Procédure contentieuse antérieure :



La société par actions simplifiée (SAS) Idex Energie Antilles Guyane a demandé au juge des référés du tribunal administratif de la Guadeloupe, statuant sur le fondement des dispositions de l'article R. 541-1 du code de justice administrative, de condamner le centre hospitalier universitaire (CHU) de la Guadeloupe à lui verser, à titre provisionnel, une somme de 2 843 123,84 euros au titre du règlement de factures non honorées, une somme de

259 109,74 euros au titre des

intérêts moratoires et une somme de 3 640 euros au titre de l'indemnité forfaitaire pour f...

Vu la procédure suivante :

Procédure contentieuse antérieure :

La société par actions simplifiée (SAS) Idex Energie Antilles Guyane a demandé au juge des référés du tribunal administratif de la Guadeloupe, statuant sur le fondement des dispositions de l'article R. 541-1 du code de justice administrative, de condamner le centre hospitalier universitaire (CHU) de la Guadeloupe à lui verser, à titre provisionnel, une somme de 2 843 123,84 euros au titre du règlement de factures non honorées, une somme de

259 109,74 euros au titre des intérêts moratoires et une somme de 3 640 euros au titre de l'indemnité forfaitaire pour frais de recouvrement ainsi qu'à procéder au paiement de ces sommes dans les quinze jours suivant l'ordonnance à intervenir, sous astreinte de 500 euros par jour de retard.

Par une ordonnance n° 2301158 du 3 juin 2024, la magistrate désignée par le président du tribunal administratif de la Guadeloupe, statuant en référé, a rejeté sa demande.
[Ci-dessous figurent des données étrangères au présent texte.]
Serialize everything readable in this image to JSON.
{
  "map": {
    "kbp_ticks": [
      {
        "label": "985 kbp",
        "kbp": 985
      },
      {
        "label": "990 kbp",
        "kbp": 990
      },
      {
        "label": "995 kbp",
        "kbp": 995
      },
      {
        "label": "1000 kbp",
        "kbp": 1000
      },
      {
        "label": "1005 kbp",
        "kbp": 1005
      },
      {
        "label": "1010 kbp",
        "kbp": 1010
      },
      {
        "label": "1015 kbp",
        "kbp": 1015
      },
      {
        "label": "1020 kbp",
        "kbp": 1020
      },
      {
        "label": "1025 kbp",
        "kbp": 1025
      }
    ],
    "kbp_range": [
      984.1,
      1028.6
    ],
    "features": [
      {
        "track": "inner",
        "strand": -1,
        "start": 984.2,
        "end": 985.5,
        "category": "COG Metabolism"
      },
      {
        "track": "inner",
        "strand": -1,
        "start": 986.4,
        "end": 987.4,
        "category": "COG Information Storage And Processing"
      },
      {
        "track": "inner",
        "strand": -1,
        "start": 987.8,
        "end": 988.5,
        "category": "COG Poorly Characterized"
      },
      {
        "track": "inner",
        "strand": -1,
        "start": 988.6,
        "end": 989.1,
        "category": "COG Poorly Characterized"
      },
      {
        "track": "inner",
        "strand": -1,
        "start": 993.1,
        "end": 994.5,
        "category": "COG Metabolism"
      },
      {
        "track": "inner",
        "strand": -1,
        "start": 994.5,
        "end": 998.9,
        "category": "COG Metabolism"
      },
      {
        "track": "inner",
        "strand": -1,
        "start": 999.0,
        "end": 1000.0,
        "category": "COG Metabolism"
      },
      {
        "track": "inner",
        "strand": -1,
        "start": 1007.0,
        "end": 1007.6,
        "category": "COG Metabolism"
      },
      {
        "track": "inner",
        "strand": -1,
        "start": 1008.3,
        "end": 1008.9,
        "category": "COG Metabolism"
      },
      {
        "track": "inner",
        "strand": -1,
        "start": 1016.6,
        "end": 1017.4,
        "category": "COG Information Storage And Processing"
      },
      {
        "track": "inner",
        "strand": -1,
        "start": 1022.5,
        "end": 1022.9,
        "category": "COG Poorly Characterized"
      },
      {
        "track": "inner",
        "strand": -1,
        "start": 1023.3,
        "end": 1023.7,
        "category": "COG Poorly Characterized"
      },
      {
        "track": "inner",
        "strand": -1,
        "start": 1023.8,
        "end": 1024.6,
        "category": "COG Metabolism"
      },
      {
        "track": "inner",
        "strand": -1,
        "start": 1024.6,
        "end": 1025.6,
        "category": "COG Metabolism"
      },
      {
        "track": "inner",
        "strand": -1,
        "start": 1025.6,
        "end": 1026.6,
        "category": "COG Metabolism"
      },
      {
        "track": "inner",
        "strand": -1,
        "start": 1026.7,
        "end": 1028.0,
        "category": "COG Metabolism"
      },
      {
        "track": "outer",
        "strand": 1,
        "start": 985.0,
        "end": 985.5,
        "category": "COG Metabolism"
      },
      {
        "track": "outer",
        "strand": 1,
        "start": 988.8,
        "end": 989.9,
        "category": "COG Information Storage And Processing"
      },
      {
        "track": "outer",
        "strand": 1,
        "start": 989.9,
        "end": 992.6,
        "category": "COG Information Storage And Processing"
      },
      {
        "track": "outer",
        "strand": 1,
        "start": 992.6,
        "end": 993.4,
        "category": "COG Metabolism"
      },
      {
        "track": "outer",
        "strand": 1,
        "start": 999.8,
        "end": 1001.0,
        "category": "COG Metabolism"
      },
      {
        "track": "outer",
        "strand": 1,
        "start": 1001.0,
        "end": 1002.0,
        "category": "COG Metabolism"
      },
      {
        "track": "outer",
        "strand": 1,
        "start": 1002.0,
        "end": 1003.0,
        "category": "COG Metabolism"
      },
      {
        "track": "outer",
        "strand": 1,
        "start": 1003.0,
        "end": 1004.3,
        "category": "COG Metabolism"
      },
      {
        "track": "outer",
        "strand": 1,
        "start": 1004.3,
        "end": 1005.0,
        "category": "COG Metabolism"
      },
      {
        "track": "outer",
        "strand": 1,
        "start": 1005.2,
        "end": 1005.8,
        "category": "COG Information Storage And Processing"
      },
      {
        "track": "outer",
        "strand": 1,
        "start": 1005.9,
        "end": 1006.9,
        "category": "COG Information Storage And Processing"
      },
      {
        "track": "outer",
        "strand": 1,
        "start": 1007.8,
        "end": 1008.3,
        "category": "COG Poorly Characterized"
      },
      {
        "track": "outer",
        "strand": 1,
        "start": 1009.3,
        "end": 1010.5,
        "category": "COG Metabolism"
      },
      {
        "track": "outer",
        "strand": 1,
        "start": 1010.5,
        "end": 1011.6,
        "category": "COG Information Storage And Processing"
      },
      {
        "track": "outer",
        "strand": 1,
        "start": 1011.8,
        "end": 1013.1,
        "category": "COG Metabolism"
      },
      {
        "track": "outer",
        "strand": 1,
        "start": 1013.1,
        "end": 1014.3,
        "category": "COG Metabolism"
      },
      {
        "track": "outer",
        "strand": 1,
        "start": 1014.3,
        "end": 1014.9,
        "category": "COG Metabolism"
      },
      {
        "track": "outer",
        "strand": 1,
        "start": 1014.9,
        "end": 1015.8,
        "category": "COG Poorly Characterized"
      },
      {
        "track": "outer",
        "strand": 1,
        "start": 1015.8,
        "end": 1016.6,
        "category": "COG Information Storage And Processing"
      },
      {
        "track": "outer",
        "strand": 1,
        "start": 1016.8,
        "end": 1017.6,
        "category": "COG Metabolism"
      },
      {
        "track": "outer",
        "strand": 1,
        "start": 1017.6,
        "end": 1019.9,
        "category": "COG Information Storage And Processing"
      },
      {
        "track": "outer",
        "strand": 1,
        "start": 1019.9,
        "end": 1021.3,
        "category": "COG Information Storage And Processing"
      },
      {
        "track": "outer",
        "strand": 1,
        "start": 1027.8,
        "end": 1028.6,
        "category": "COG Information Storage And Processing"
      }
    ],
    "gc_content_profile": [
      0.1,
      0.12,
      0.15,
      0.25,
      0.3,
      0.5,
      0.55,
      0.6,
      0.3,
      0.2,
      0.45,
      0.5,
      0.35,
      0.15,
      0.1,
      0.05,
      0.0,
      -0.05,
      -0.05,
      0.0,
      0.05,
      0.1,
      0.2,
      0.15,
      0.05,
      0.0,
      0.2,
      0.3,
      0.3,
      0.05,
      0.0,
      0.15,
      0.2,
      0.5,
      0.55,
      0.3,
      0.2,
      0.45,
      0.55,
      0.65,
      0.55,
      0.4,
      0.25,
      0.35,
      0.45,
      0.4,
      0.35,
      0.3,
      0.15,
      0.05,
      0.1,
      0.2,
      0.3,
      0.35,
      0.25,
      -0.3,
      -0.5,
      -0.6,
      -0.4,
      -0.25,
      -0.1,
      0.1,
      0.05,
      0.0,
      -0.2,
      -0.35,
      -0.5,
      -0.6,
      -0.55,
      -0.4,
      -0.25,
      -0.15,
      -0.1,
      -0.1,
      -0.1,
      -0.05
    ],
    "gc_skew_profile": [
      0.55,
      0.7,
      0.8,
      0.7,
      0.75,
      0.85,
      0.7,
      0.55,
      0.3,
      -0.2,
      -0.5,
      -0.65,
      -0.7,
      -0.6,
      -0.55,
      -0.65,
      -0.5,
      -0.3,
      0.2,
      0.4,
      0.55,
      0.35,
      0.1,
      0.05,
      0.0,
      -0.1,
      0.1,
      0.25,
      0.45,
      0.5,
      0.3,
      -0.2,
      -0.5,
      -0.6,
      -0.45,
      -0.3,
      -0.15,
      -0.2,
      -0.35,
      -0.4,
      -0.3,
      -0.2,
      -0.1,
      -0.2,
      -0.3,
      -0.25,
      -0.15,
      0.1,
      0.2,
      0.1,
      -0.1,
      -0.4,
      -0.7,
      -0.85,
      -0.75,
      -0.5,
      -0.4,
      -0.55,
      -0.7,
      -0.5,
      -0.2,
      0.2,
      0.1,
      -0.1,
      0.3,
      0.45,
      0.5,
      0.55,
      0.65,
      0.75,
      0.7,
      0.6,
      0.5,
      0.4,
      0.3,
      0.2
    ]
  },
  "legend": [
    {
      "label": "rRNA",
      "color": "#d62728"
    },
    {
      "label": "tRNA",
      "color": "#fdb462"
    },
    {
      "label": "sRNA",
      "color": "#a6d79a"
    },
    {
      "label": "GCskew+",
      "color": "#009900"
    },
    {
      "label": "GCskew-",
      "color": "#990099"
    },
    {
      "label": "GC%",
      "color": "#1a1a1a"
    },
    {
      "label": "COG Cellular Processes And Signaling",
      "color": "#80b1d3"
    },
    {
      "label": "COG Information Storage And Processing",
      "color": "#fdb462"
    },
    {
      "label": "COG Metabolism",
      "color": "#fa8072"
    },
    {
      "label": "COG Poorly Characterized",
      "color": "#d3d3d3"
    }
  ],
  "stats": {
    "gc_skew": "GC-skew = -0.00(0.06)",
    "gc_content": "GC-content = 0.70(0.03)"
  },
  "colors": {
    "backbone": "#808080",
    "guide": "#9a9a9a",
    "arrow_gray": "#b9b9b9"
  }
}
Procédure devant la cour :

Par une requête et un mémoire, enregistrés le 19 juin 2024 et le 8 octobre 2024, la société Idex Energie Antilles Guyane, représentée par Me Cordier, demande à la cour, dans le dernier état de ses écritures :

1°) d'annuler l'ordonnance n° 2301158 du 3 juin 2024 par laquelle la magistrate désignée par le président du tribunal administratif de la Guadeloupe, statuant en référé, a rejeté sa demande ;

2°) statuant en référé, de condamner le CHU de la Guadeloupe à lui verser, à titre provisionnel, une somme de 38 004,52 euros correspondant au règlement d'une facture non honorée, une somme de 225 614,28 euros au titre des intérêts moratoires et une somme de 3 640 euros au titre de l'indemnité forfaitaire pour frais de recouvrement ;

3°) de mettre à la charge du CHU de la Guadeloupe une somme de 5 000 euros sur le fondement des dispositions de l'article L. 761-1 du code de justice administrative.

Elle soutient que :

- contrairement à ce qu'a jugé le juge des référés du tribunal administratif, sa requête n'était pas irrecevable pour défaut de liaison du contentieux, la réduction de " l'étendue du litige " entre le mémoire en réclamation et la requête ne permettant pas de retenir une absence de demande préalable ; la réduction financière du litige serait en tout état de cause intervenue dès lors que le juge des référés aurait été amené à prononcer un non-lieu à statuer s'agissant du montant des factures déjà réglées ; les soixante-cinq factures encore dues dont le règlement était demandé à titre provisionnel étaient toutes mentionnées dans le mémoire en réclamation adressé au CHU de la Guadeloupe et la même somme était réclamée au titre de l'indemnité forfaitaire de recouvrement ; par ailleurs, le montant de chacune des factures impayées a été justifié ; le calcul du montant des intérêts moratoires a été effectué ;

- compte tenu du règlement intervenu de plusieurs factures, il ne reste qu'une seule facture due par le CHU de la Guadeloupe, sur les quatre-vingt onze impayées initialement et ayant fait l'objet du mémoire en réclamation, en contrepartie de prestations exécutées dans le cadre de quatre marchés de travaux ; cette facture restant à régler est d'un montant de

38 004,52 euros ; sa créance est à cet égard non sérieusement contestable ; les arguments du CHU de la Guadeloupe sur le formalisme de la facture, du devis et relativement aux bons de livraison sont inopérants dès lors qu'ils n'étaient pas prévus par les stipulations contractuelles ; la facture non réglée se rattache à l'exécution du marché de travaux 2020 - 0030 ;

- sa créance est également non sérieusement contestable pour un montant de

225 614, 28 euros correspondant aux intérêts moratoires calculés par application des articles L.2192-13, R. 2192-12 et R. 2192-13 du code de la commande publique ;

- sa créance est enfin non sérieusement contestable pour un montant de 3 640 euros correspondant à l'indemnité forfaitaire pour frais de recouvrement de quatre-vingt onze factures, le montant unitaire étant de 40 euros.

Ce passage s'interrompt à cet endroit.